ROMA – La presidente del Consiglio, Giorgia Meloni, ha fatto sapere, di essere “in contatto costante” con i ministri degli Esteri e della Difesa che stanno monitorando la situazione in Libano e Israele “minuto per minuto”. 

“Nell’immediato, il Governo è impegnato nella messa in sicurezza dei cittadini italiani e dei militari del contingente UNIFIL”, si legge nella nota di Palazzo Chigi dopo il vertice urgente convocato da Meloni in seguito agli attacchi iraniani su Israele e delle incursioni israeliane in Libano.   

“Il tavolo di Governo - si legge ancora - è stato convocato in forma permanente per monitorare costantemente l’evolversi della situazione e adottare tempestivamente le misure necessarie”. Ma serve un vertice “urgente”,  dopo che l’Iran ha iniziato ad attaccare, come promesso, Israele. Con i ministri e i vertici dei servizi, che stanno setacciando gli ambienti a rischio estremismo già da settimane per i riverberi che la crisi mediorientale potrebbe avere anche sulla sicurezza nazionale. 

“L’Italia continuerà a impegnarsi per una soluzione diplomatica, anche in qualità di presidente di turno del G7, per la stabilizzazione del confine israelo-libanese attraverso la piena applicazione della risoluzione 1701. In questo quadro, l’Italia invita il Consiglio di Sicurezza delle Nazioni Unite a prendere in considerazione un rafforzamento del mandato della missione Unifil al fine di assicurare la sicurezza del confine tra Israele e Libano in attuazione delle vigenti risoluzioni dell’Onu”, recita una nota di Palazzo Chigi. “E’ altrettanto urgente giungere ad un accordo per un cessate il fuoco a Gaza e il rilascio degli ostaggi in linea con la risoluzione 2735”.  

In Libano ci sono circa tremila italiani che vorrebbero rimanere almeno finché sarà possibile. E oltre un migliaio di soldati impegnati con la missione Unifil - il contingente italiano più numeroso - che al momento restano al sicuro, nei bunker. Il contingente non dovrebbe essere spostato, almeno per ora (la decisione, in ogni caso, va presa coi partner internazionali). 

I “civili” e la “sicurezza” dei militari italiani sono “la priorità”, ha detto la premier, che ha sottolineato il “ruolo cruciale” dei soldati italiani e l’importanza della missione sotto l’egida delle Nazioni Unite anche in un colloquio con il primo ministro libanese Najib Mikati. 
Il governo intanto ha già stanziato “primi aiuti per la popolazione civile” che va messa nelle condizioni di ritornare al più presto alle proprie case”. 

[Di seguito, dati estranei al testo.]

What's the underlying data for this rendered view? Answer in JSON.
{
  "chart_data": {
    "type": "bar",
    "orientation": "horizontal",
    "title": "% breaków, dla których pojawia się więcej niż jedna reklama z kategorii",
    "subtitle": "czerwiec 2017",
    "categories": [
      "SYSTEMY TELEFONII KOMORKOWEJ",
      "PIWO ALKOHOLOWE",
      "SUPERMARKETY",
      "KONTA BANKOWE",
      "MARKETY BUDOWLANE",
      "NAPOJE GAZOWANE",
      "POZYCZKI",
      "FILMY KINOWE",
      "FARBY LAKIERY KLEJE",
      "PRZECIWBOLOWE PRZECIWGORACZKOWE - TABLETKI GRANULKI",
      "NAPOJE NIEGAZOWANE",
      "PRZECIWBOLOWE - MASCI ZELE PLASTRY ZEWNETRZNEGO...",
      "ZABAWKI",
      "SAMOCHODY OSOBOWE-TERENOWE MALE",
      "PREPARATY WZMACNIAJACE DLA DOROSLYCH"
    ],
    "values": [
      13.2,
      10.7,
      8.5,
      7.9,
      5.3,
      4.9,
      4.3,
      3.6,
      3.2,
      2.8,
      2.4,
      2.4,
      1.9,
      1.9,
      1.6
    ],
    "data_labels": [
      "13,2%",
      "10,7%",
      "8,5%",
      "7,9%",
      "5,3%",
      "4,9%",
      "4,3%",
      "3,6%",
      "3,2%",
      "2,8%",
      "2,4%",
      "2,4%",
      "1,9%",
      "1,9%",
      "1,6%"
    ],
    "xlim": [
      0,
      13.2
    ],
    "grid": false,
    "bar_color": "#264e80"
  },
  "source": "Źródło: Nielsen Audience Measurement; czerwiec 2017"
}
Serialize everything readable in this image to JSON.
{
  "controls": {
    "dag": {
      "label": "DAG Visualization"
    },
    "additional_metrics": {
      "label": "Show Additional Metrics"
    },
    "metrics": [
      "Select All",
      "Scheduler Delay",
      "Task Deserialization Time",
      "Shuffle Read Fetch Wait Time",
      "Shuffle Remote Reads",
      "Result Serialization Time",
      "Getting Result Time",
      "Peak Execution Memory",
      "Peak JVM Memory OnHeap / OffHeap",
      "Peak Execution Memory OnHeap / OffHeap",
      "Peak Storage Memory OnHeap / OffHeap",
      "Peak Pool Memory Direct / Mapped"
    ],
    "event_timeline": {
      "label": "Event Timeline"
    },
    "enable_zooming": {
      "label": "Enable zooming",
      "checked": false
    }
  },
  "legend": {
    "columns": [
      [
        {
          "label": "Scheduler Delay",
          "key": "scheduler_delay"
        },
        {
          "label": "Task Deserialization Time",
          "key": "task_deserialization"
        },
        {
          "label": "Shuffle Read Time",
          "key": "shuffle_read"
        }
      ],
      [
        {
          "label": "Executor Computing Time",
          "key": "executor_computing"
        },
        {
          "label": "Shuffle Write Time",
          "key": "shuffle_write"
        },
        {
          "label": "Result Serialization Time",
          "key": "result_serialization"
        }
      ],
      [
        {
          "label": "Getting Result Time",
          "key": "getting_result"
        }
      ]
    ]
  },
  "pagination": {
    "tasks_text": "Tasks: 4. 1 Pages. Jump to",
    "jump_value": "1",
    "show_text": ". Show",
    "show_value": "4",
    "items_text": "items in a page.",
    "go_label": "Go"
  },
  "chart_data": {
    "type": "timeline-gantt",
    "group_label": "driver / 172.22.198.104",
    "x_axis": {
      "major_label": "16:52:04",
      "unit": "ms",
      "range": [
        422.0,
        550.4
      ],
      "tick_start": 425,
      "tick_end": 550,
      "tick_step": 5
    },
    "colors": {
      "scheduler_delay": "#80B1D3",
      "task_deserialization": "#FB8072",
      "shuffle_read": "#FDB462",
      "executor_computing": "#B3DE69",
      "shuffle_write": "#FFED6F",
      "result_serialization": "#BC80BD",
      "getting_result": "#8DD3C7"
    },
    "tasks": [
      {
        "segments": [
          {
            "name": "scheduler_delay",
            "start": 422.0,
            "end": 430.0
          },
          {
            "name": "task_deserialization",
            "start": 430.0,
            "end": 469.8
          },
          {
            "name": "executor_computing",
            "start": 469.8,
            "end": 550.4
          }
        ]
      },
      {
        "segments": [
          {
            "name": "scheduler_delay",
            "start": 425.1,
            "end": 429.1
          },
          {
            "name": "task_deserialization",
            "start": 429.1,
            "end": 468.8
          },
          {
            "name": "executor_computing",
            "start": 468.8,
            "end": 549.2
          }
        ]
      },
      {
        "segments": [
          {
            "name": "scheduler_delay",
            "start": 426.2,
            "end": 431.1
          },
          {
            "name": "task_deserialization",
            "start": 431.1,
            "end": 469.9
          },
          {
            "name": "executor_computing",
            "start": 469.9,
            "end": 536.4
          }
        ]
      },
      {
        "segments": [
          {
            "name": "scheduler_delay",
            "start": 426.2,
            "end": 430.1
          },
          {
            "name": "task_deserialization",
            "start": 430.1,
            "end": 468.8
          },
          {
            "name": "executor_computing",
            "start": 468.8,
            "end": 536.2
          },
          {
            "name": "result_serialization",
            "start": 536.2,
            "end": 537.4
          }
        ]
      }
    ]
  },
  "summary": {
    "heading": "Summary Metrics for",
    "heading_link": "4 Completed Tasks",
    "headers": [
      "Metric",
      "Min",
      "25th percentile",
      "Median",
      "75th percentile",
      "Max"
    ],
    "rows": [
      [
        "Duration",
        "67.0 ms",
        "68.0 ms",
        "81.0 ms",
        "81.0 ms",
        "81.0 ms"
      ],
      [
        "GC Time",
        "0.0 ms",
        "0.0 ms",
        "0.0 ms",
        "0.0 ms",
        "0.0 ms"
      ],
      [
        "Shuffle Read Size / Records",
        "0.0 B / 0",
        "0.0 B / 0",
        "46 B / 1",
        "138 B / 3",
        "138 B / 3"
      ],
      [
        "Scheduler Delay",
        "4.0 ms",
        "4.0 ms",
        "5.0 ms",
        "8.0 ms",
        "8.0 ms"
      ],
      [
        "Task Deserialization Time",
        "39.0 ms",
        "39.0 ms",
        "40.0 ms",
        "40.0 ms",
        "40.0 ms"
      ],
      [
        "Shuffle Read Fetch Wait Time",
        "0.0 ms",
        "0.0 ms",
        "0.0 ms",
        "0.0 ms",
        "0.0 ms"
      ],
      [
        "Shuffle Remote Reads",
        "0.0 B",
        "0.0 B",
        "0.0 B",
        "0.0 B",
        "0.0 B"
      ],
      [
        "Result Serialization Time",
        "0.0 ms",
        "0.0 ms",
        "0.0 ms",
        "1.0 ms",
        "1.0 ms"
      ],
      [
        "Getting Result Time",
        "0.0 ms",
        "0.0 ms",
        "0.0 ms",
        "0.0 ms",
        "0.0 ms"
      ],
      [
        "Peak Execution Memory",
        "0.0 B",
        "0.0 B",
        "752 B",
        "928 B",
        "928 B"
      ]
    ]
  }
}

“Si lavora per evitare l’escalation. Speriamo che il buon senso prevalga ma non è facile”, ha spiegato il ministro degli Esteri Antonio Tajani. I contatti con i Paesi dell’area si moltiplicano, compresi libanesi e israeliani, e anche le riflessioni sul ruolo della missione Unifil, come rivela Crosetto, mentre già c’è chi chiede, come alcuni esponenti leghisti, di “riportarli a casa” se venissero meno le condizioni di sicurezza.

Sulla “validità” della missione, ha spiegato il ministro italiano della Difesa, è in corso “una riflessione da più di sei mesi con l’Onu”, con “interlocuzioni quotidiane”. Le regole di ingaggio, è il ragionamento italiano, non hanno dato finora “i frutti auspicati”, mentre bisognerebbe dare “effettiva ed immediata attuazione alla risoluzione dell’Onu 1701, che prevede una fascia di territorio a sud del Litani ed a nord della ‘blue line’ in cui siano presenti solo le armi delle forze armate libanesi e di Unifil”.

La missione Onu comunque “non è obiettivo diretto degli attacchi”, aveva rassicurato Crosetto. In ogni caso restano pronti a scattare piani di evacuazione con navi ed aerei sia per i civili italiani rimasti in Libano che per i militari.

Le opposizioni, nel frattempo, chiedono all’esecutivo di “intensificare gli sforzi diplomatici” perché l’esercito israeliano si ritiri dal territorio libanese, come dice la segretaria dem Elly Schlein, perché “la sovranità territoriale non può essere violata e il diritto internazionale deve valere sempre”. E poi perché si arrivi a un “cessate il fuoco” in Libano e a Gaza che scongiuri un allargamento del conflitto “su larga scala”. I dem chiedono anche all’esecutivo di valutare “l’apertura di corridoi umanitari”.